Question

I have the following code:

CustomerService service;
public CustomerService Service
{
    get
    {
        if (this.service == null)
        {
            this.service = new CustomerService();
        }
        return this.service;
    }
}

public DataTable GetCustomers()
{
    return this.Service.GetCustomers();
}

Now the question is: if I wrote the above method as follow (without "this"), it's giving me an error : instance is not reference to an object.

public DataTable GetCustomers()
{
    return Service.GetCustomers(); // this will spell the error "instance is not reference to an object"
}

Does anyone know? also it only happens while running via IIS and not from casini web server (VS 2010).

Was it helpful?

Solution

The presence or absence of this cannot explain the error you are witnessing. In this situation they mean exactly the same thing and will compile to the same IL code. Check the assembly using .NET Reflector to verify this if you wish. The error is occurring at random, probably due to a race condition.

One thing I can immediately see is that if you are running this code from multiple threads then it looks like you have a race condition here:

if (this.service == null)
{
    this.service = new CustomerService();
}
return this.service;

In the multithreaded case you would need to lock otherwise you could get two CustomerService objects. I'm not sure if this explains your error, but it certainly could create confusion. Race conditions can occur in one environment but not in another as the frequency of the error can depend on the type of the hardware and on what other processes are running on the server.

You may also have other race conditions in the code you haven't posted.

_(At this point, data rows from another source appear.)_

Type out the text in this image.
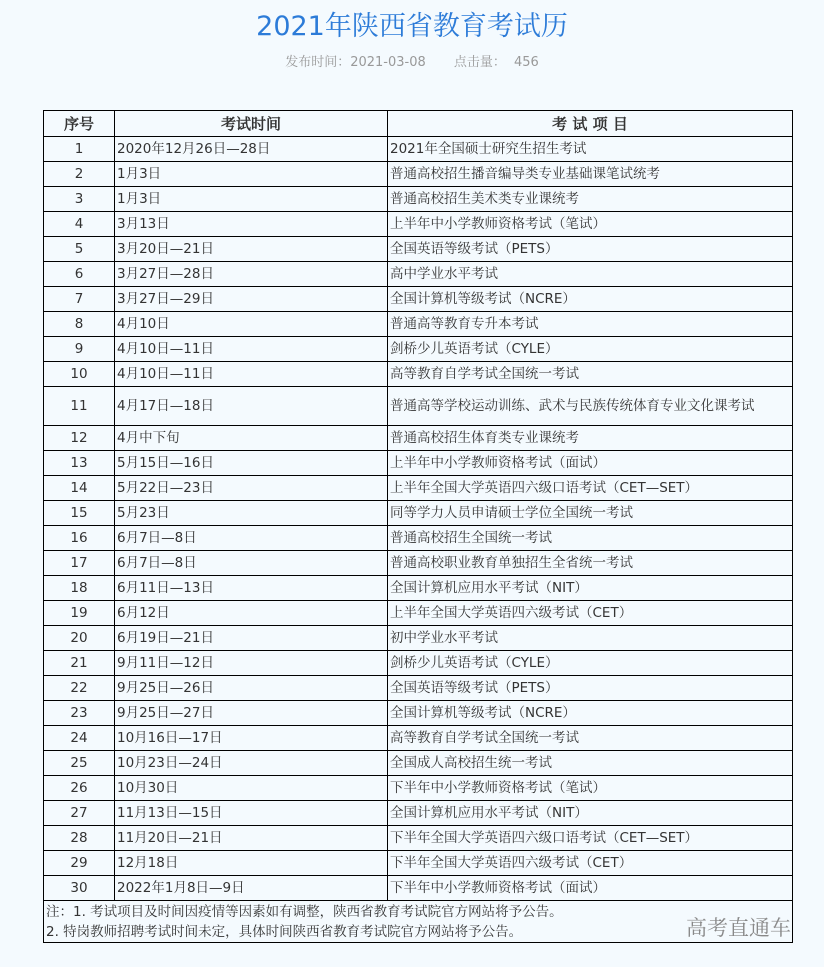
2021年陕西省教育考试历
发布时间：2021-03-08 点击量： 456
序号	考试时间	考 试 项 目
1	2020年12月26日—28日	2021年全国硕士研究生招生考试
2	1月3日	普通高校招生播音编导类专业基础课笔试统考
3	1月3日	普通高校招生美术类专业课统考
4	3月13日	上半年中小学教师资格考试（笔试）
5	3月20日—21日	全国英语等级考试（PETS）
6	3月27日—28日	高中学业水平考试
7	3月27日—29日	全国计算机等级考试（NCRE）
8	4月10日	普通高等教育专升本考试
9	4月10日—11日	剑桥少儿英语考试（CYLE）
10	4月10日—11日	高等教育自学考试全国统一考试
11	4月17日—18日	普通高等学校运动训练、武术与民族传统体育专业文化课考试
12	4月中下旬	普通高校招生体育类专业课统考
13	5月15日—16日	上半年中小学教师资格考试（面试）
14	5月22日—23日	上半年全国大学英语四六级口语考试（CET—SET）
15	5月23日	同等学力人员申请硕士学位全国统一考试
16	6月7日—8日	普通高校招生全国统一考试
17	6月7日—8日	普通高校职业教育单独招生全省统一考试
18	6月11日—13日	全国计算机应用水平考试（NIT）
19	6月12日	上半年全国大学英语四六级考试（CET）
20	6月19日—21日	初中学业水平考试
21	9月11日—12日	剑桥少儿英语考试（CYLE）
22	9月25日—26日	全国英语等级考试（PETS）
23	9月25日—27日	全国计算机等级考试（NCRE）
24	10月16日—17日	高等教育自学考试全国统一考试
25	10月23日—24日	全国成人高校招生统一考试
26	10月30日	下半年中小学教师资格考试（笔试）
27	11月13日—15日	全国计算机应用水平考试（NIT）
28	11月20日—21日	下半年全国大学英语四六级口语考试（CET—SET）
29	12月18日	下半年全国大学英语四六级考试（CET）
30	2022年1月8日—9日	下半年中小学教师资格考试（面试）

注：1. 考试项目及时间因疫情等因素如有调整，陕西省教育考试院官方网站将予公告。
2. 特岗教师招聘考试时间未定，具体时间陕西省教育考试院官方网站将予公告。			高考直通车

Don't use this lazy initialization technique without locking unless you are sure that you have only one thread.

OTHER TIPS

You probably have a name conflict with another 'Service' (class or namespace). The use of this solves it.

I'm a bit skeptical about the difference between Cassinin and IIS, have you carefully checked that?

Something like this should be in a singleton. Which would resolve many issues like threading if implemented correctly and would make the implementation and readability of the code much better.

Thanks -Blake Niemyjski (.netTiers team member)

I fiddled a bit with your code in Visual Studio and I couldn’t even get a name conflict to produce the error message you described. I can’t think of any case in which “this.X” can ever be different from “X” except when “X” is a local variable or a method parameter.

Would the CustomerService class derive from a base class called Service? If so, then that's the problem.